A Cake to make in these Times

I started cooking before the age of six, due in part to my strong sense of survival and stubborn personality. One of my first memories is cooking Pastina with butter. I remember my mother had made Pasta e Fagiole “pasta and beans” for supper, a dish that to this day I will not eat. I really dislike eating beans especially cannellini beans. My father was from the “old school” the one that says you have to eat what was in your dish or you will be sent to bed without supper.

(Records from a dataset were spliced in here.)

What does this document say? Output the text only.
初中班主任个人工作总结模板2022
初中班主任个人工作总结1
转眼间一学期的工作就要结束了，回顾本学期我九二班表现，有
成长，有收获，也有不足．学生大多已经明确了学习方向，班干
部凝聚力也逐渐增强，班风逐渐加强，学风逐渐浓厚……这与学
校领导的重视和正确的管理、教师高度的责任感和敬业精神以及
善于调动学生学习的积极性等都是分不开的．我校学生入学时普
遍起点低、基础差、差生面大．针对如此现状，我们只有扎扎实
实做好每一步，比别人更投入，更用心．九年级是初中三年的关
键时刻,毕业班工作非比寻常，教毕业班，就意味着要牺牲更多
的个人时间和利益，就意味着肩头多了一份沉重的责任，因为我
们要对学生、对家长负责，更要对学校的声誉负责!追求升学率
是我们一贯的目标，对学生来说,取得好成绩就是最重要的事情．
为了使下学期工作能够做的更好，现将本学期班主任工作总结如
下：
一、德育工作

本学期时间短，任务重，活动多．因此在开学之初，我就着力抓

Even as a young child, I was just a wee bit headstrong. (Who would have ever guessed?) and I refused to eat my supper. My father was more headstrong than me, so off I went to bed without my supper. At that time and until the age of seven, my family lived downstairs from my grandparents, my great grandmother, and a couple of aunts and uncles in a wonderful extended family setting. After I was sent to bed without my supper, my parents went upstairs to visit my relatives. I decided I was hungry, remembered watching my mother make me Pastina, and thought I would try it.

So I found a pan and cooked myself my own dish of Pastina. Actually, I made Pastina several days in a row, because I kept being served the bowl of Pasta e Fagiole. Let me tell you, warmed over Pasta E Fagiole does not get better after a few days. That was my first foray into the field of cooking.

The first time I made a cake I was about 13 years old. It was a Wacky Cake (chocolate of course). This is a great cake for a kid to make because it is mixed all in one dish.

Of course, there is a story behind this adventure too. My parents and my Aunt Lottie and Uncle John Riccitelli had gone to the movies to see “It’s a Mad, Mad, Mad, Mad World” and I was all alone in the house. While they were gone, I decided to try my hand at making this cake. Even then I was a night person and started baking before they returned from the movies. The cake had just come out of the oven, and I couldn’t wait to try it. My mother for some reason believed that cake should not be eaten warm and since it was now close to my bedtime, I was told to wait.

So here was this wonderful cake, sitting there, with the aroma of chocolate in the air, and I was not allowed to even have a little piece. Mom said I had to wait because, “it will still be here in the morning.”

Early 1960’s – My brother, Joe Grossi, with his first car,
a 1953 candy apple red Ford on Beauford St. in Providence

Now, I have an older brother, who had come home with his friend Billy, and the two of them ate the whole cake. I can tell you I was one disappointed girl! To this day, whenever I see Billy I remind him of the cake episode. So, here is my recipe for Wacky Cake. You can add chopped nuts, raisins, chocolate, butterscotch, or any other kind of candy bits to the batter for variety. I never frost the cake, but I do dust it with confectioners’ sugar.

Wacky Cake

3 cups flour

2 cups sugar

6 tablespoons cocoa

2 teaspoons baking soda

1 teaspoon salt

1 teaspoon vanilla

⅔ cup oil

2 tablespoons white vinegar

2 cups water

Nuts, raisins or chips are optional

Confectioner’s sugar for dusting

Sift all dry ingredients into a 13 x 9
baking pan.

Then make three wells. Into the first well put 1 teaspoon vanilla; in the second well add ⅔ cup oil; and in the last well add 2 tablespoons white vinegar. Pour 2 cups of water over the ingredients and mix. Bake the cake in a 350° oven for approximately 35 to 40 minutes. Dust the top with confectionery sugar. Nuts, raisins, or chips can be added if desired.